Metformin and Alcohol

When your doctor prescribes Metformin for you, he will likely advise you not to take it with alcohol. That’s because this medication can lower your blood sugar. Alcohol does the same thing, and the combination of the two can be disastrous for your body.

When your blood sugar levels become too low, you can enter a state called lactic acidosis. At this point, your blood sugar is so low as to warrant the classification of medical emergency. You may start to feel dizzy or have a headache. You can also feel nauseous, and you may suffer from diarrhoea or you may begin vomiting. Your body will not react well to extremely low blood sugar, and you may start to feel like you are going to die. In fact, this condition could be fatal if you don’t get sugar into your body quickly enough. That’s why most people who have type 2 diabetes or who take medication that lowers their blood sugar will be advised to keep some sort of sugary snack handy.

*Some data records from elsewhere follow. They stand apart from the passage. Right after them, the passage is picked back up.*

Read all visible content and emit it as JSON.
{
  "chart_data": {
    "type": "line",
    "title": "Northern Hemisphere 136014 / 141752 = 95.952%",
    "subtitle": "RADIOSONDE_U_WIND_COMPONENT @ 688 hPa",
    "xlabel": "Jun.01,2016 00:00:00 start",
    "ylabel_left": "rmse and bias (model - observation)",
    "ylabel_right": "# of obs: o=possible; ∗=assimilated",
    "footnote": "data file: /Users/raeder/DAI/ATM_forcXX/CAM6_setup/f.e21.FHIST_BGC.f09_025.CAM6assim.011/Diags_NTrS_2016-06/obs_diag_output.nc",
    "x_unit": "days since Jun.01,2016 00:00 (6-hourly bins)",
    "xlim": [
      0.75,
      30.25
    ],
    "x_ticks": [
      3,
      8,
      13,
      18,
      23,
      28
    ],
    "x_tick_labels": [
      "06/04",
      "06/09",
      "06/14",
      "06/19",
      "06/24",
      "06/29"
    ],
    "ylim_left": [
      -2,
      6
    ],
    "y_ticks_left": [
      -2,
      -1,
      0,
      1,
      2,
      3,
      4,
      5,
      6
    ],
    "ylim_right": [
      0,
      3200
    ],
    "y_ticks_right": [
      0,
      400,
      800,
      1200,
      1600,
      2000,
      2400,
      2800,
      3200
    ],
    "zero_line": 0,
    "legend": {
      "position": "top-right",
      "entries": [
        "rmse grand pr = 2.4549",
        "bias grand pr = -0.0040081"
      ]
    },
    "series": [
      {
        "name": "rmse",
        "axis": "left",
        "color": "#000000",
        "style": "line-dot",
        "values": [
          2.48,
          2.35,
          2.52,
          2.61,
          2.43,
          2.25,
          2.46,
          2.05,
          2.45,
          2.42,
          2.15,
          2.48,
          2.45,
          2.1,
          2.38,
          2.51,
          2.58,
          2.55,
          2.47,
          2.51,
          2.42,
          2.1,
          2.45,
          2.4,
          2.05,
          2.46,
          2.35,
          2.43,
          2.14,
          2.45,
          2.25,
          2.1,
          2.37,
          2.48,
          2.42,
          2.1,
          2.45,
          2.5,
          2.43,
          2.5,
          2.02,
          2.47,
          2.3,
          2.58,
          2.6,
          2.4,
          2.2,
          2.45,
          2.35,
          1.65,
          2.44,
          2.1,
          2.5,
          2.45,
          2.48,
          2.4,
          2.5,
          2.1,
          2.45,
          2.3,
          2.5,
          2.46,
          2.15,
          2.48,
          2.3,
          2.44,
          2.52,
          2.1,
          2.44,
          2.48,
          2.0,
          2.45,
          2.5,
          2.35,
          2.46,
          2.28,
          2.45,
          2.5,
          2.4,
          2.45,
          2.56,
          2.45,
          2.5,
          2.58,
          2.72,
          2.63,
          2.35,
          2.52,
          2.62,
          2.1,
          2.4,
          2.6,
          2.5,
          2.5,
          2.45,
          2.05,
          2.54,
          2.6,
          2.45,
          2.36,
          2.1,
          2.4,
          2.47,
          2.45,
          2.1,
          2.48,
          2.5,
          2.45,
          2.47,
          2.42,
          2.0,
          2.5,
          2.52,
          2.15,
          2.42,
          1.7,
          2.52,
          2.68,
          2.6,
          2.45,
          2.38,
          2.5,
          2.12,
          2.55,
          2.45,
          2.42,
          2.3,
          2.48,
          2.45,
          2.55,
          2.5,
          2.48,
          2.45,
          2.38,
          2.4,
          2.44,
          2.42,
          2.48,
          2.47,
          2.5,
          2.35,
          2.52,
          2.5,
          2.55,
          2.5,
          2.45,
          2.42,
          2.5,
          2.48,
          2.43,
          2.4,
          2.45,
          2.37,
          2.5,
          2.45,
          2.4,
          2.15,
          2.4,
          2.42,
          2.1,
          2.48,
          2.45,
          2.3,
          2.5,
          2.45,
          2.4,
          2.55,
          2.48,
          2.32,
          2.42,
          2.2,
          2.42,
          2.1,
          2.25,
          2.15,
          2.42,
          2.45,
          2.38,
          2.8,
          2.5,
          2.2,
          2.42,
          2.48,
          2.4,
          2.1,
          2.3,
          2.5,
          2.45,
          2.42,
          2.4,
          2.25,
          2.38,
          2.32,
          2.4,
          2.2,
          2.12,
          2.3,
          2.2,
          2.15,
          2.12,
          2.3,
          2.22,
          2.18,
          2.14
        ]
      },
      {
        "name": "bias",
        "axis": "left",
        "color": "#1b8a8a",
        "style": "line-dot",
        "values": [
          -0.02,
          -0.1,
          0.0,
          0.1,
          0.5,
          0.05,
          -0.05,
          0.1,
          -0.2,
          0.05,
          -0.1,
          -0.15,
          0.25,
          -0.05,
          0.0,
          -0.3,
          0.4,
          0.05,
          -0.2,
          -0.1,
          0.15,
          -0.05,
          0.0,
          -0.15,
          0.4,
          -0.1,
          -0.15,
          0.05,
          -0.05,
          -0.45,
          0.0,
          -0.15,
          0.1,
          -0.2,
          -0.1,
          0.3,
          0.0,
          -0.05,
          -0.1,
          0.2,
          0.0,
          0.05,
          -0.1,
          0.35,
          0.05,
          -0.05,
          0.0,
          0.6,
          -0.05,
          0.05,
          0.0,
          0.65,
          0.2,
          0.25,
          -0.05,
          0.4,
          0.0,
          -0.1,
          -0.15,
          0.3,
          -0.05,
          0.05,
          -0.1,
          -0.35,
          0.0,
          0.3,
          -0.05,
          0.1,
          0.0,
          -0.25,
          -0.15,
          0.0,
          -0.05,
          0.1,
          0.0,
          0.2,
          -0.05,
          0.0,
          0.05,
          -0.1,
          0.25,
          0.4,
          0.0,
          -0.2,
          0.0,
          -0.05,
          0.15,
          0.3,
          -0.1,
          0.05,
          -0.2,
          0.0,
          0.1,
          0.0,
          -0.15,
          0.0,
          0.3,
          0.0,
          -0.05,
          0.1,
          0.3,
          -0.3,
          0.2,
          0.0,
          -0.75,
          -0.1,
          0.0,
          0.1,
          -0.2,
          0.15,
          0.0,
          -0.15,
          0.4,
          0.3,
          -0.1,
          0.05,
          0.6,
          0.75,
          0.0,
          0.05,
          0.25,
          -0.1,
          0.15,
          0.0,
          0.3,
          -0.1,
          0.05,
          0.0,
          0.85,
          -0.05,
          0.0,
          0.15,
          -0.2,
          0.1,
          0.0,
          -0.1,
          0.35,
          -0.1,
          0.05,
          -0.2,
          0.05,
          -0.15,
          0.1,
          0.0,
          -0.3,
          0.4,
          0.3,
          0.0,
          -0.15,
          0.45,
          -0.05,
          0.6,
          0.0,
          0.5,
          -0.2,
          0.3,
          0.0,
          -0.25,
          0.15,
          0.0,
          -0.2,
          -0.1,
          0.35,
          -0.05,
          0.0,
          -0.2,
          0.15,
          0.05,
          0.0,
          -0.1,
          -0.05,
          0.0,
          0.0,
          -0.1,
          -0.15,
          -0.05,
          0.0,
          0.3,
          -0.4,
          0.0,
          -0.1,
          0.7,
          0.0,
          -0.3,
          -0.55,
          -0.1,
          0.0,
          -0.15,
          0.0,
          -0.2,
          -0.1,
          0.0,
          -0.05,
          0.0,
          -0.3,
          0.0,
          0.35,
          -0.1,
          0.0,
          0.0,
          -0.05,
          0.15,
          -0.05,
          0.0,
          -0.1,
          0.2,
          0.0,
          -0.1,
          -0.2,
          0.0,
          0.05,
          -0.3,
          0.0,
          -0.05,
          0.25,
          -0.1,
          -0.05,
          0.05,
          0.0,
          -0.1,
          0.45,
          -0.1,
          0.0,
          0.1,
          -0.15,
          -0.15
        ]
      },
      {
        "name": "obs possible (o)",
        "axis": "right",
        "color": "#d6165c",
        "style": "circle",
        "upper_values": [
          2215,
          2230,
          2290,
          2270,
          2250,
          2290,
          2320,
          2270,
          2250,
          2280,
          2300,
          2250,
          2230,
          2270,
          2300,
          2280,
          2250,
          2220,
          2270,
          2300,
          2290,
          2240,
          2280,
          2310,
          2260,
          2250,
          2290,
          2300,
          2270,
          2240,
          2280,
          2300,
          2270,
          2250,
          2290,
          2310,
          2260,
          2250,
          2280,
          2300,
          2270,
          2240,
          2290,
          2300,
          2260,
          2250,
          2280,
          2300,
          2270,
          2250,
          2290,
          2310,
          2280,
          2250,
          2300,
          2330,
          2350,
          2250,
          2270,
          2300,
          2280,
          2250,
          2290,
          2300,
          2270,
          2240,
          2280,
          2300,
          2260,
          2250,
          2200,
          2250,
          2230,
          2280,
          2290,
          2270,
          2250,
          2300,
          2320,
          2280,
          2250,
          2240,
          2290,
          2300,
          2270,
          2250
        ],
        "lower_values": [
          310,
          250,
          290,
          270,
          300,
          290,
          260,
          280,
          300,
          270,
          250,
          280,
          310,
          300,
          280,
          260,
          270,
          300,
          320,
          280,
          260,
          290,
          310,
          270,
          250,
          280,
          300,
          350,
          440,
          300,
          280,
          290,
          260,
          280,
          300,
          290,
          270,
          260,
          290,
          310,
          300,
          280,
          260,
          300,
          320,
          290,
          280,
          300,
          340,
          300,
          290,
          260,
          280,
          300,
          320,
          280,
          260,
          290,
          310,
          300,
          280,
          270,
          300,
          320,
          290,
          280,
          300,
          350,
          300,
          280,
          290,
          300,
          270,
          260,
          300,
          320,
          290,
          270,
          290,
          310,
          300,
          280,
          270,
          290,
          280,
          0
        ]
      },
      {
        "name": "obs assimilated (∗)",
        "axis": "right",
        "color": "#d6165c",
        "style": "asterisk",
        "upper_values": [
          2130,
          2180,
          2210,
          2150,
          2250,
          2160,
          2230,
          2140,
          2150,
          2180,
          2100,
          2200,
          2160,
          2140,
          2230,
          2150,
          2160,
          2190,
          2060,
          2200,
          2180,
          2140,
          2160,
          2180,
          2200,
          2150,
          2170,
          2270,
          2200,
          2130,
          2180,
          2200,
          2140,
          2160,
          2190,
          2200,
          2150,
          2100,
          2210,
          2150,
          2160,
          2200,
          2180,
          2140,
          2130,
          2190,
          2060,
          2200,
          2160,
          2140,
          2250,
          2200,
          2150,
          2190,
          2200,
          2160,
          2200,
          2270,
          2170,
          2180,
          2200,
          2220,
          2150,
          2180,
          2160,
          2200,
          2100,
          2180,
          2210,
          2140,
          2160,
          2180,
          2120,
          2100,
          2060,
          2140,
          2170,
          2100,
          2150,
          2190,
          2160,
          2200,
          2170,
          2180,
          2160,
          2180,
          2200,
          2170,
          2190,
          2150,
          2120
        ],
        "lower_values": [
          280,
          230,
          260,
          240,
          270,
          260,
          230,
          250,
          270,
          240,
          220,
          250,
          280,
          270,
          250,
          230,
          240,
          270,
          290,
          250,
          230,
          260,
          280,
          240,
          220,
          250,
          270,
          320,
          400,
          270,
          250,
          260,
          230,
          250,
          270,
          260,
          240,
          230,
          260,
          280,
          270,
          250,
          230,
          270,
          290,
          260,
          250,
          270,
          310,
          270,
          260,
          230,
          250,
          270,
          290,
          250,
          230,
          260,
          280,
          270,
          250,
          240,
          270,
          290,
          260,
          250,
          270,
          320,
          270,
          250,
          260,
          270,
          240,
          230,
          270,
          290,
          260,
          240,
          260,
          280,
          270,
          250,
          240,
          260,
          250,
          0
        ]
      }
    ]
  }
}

Another problem with drinking alcohol and taking Metformin at the same time is that alcohol can dull your senses. You may start suffering the symptoms of lactic acidosis once you have mixed your medication with alcohol, but you may not realise that you are experiencing any problem at all. Your body will be numb to the sensations it should be feeling, and even though you are suffering from a headache, nausea, dizziness and suchlike, you won’t be fully aware of it. Becoming inebriated is going to make you unable to control your blood sugar levels properly and it may make you less likely to call for help when you really need it.

Metformin is able to cause serious enough side effects on its own, without adding any alcohol into the mix. Often, patients who take this drug feel stomach pain, dizziness, muscle pain, suffer from an uneven heart rate, and experience weakness or trouble breathing. These side effects can become exacerbated by drinking alcohol. So, if you already suffer from some of these when you take Metformin, you are likely to experience far more severe forms of the same side effects once you add in some alcohol.

If you feel that you need to drink alcohol, then you should talk to your doctor before you take Metformin. It is possible that your doctor will be able to prescribe you something other than Metformin that won’t react with alcohol so adversely. Alternatively, your doctor may give you an acceptable limit of alcohol to drink while taking this medication, if your health is good enough. In most cases, however, the two do not mix, and you should never combine Metformin and alcohol without first talking to your doctor. Your doctor will be better able to tell you how these two substances will interact with one another in your particular situation.